DTPO imports Evernote-Notes directly, but if you have a lot of documents that have been scanned as a JPG, you loose the possibility to search these documents .
Evernote permits the search, but don’t let you migrate the OCR-text.
It is not possible to OCR again such documents in DTPO, as it doesn’t permit to handle the imported JPG as an image and push the OCR-Button.
Thanks to a forum user, ifound this service:
Their servers sync between several cloud services (Evernote, Dropbox, Google Drive…).
After signing on and after permitting them to connect via API on your databases, you can program syncs like “Oneway Sync : every Evernote Note in the notebox xyz -> transform in a PDF -> put in in a folder xyz on Dropbox.” I unchecked every other import form, so every note has been transformed in a PDF.
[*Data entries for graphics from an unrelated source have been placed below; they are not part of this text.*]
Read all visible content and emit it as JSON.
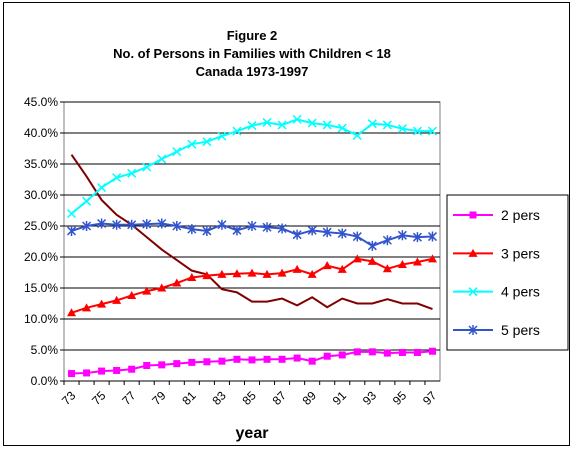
{
  "chart_data": {
    "type": "line",
    "title": "Figure 2",
    "subtitle": "No. of Persons in Families with Children < 18",
    "subtitle2": "Canada 1973-1997",
    "x_label": "year",
    "categories": [
      "73",
      null,
      "75",
      null,
      "77",
      null,
      "79",
      null,
      "81",
      null,
      "83",
      null,
      "85",
      null,
      "87",
      null,
      "89",
      null,
      "91",
      null,
      "93",
      null,
      "95",
      null,
      "97"
    ],
    "series": [
      {
        "color": "#800000",
        "values": [
          36.5,
          33.0,
          29.2,
          26.8,
          25.2,
          23.2,
          21.2,
          19.5,
          17.8,
          17.2,
          14.8,
          14.3,
          12.8,
          12.8,
          13.3,
          12.2,
          13.5,
          11.9,
          13.3,
          12.5,
          12.5,
          13.2,
          12.5,
          12.5,
          11.6
        ]
      },
      {
        "name": "2 pers",
        "color": "#ff00ff",
        "marker": "square",
        "values": [
          1.2,
          1.3,
          1.6,
          1.7,
          1.9,
          2.5,
          2.6,
          2.8,
          3.0,
          3.1,
          3.2,
          3.5,
          3.4,
          3.5,
          3.5,
          3.7,
          3.2,
          4.0,
          4.2,
          4.7,
          4.7,
          4.5,
          4.6,
          4.6,
          4.8
        ]
      },
      {
        "name": "3 pers",
        "color": "#ff0000",
        "marker": "triangle",
        "values": [
          11.0,
          11.8,
          12.4,
          13.0,
          13.8,
          14.5,
          15.0,
          15.8,
          16.7,
          17.0,
          17.2,
          17.3,
          17.4,
          17.2,
          17.4,
          18.0,
          17.2,
          18.6,
          18.0,
          19.7,
          19.3,
          18.1,
          18.8,
          19.2,
          19.7
        ]
      },
      {
        "name": "4 pers",
        "color": "#00ffff",
        "marker": "x",
        "values": [
          27.0,
          29.0,
          31.2,
          32.8,
          33.5,
          34.5,
          35.8,
          37.0,
          38.2,
          38.6,
          39.5,
          40.3,
          41.2,
          41.7,
          41.3,
          42.2,
          41.6,
          41.3,
          40.8,
          39.6,
          41.5,
          41.3,
          40.7,
          40.3,
          40.3
        ]
      },
      {
        "name": "5 pers",
        "color": "#3355cc",
        "marker": "star",
        "values": [
          24.2,
          25.0,
          25.4,
          25.2,
          25.2,
          25.3,
          25.4,
          25.0,
          24.5,
          24.2,
          25.2,
          24.3,
          25.0,
          24.8,
          24.6,
          23.6,
          24.3,
          24.0,
          23.8,
          23.3,
          21.8,
          22.7,
          23.5,
          23.2,
          23.3
        ]
      }
    ],
    "ylim": [
      0,
      45
    ],
    "yticks": [
      {
        "value": 0,
        "label": "0.0%"
      },
      {
        "value": 5,
        "label": "5.0%"
      },
      {
        "value": 10,
        "label": "10.0%"
      },
      {
        "value": 15,
        "label": "15.0%"
      },
      {
        "value": 20,
        "label": "20.0%"
      },
      {
        "value": 25,
        "label": "25.0%"
      },
      {
        "value": 30,
        "label": "30.0%"
      },
      {
        "value": 35,
        "label": "35.0%"
      },
      {
        "value": 40,
        "label": "40.0%"
      },
      {
        "value": 45,
        "label": "45.0%"
      }
    ],
    "grid": true,
    "legend": "right"
  }
}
When syncing is finished and your computer has retrieved the Google Drive -Content, you can drag and drop the PDFs in DTPO and OCR them (select all, OCR).
This works pretty good, i had "only 78 documents with a sync error of the first 3000 notes that i synced in this way. Will continue all syncs and report here in the end.
I had to choose “Google Drive” and not Dropbox, although Dropbox is much more reliable than Google Drive, but Dropbox replaces the timestamp of all documents with the date of the sync. This because of the API of dropbox that doesn’t permit keeping the date, the CloudHQ-support said.
With Google Drive, your documents keep the creation date.
If other users go this way, i would be happy to hear how it did work.
I forgot : it seems that Google Drive could also OCR the documents while syncing. (preferences google drive) For me it’s to late, i a m OCRing the imported documents in DTPO, but next time …
Can you judge the OCR quality of Evernote vs. Google Drive vs. DTPO?
no, sorry, unfortunately i didn’t make comparisons, as the Evernote OCR is not accessible in an easy way, and the Google Drive i didn’t use it as it was too late.
One way to roughly check the quality of OCR is to select a PDF+Text in DEVONthink and use Data > Convert > To Plain Text. This will reveal only the text layer of a PDF, which is usually what OCR creates. It’s usually only necessary to do this to check a page or two of the PDF to get an idea how well text was recognized. By doing this with PDFs from different OCR sources, you can get a general idea how to compare OCR engines.
great idea, will do this, thank you.
Kudos on the text layer technique belong to others, not me, especially Bill DeVille who made this tip part of DEVONforum lore a few days after PDFs were invented … or at least a looooong time ago
/hoists Bill onto the shoulders of the cheering crowd
Just to note a refinement on the text layer technique: you can quantify the quality of the OCR if you start off the test by scanning a text file. After scanning, and going around the loop of extracting a text layer from the pdf+text, you can use one of the many file diff tools to see (and in the case of some tools automatically count) the differences between the text layer and the original text file. This can be handy in running through various OCR settings to check the best balance of accuracy/file size etc.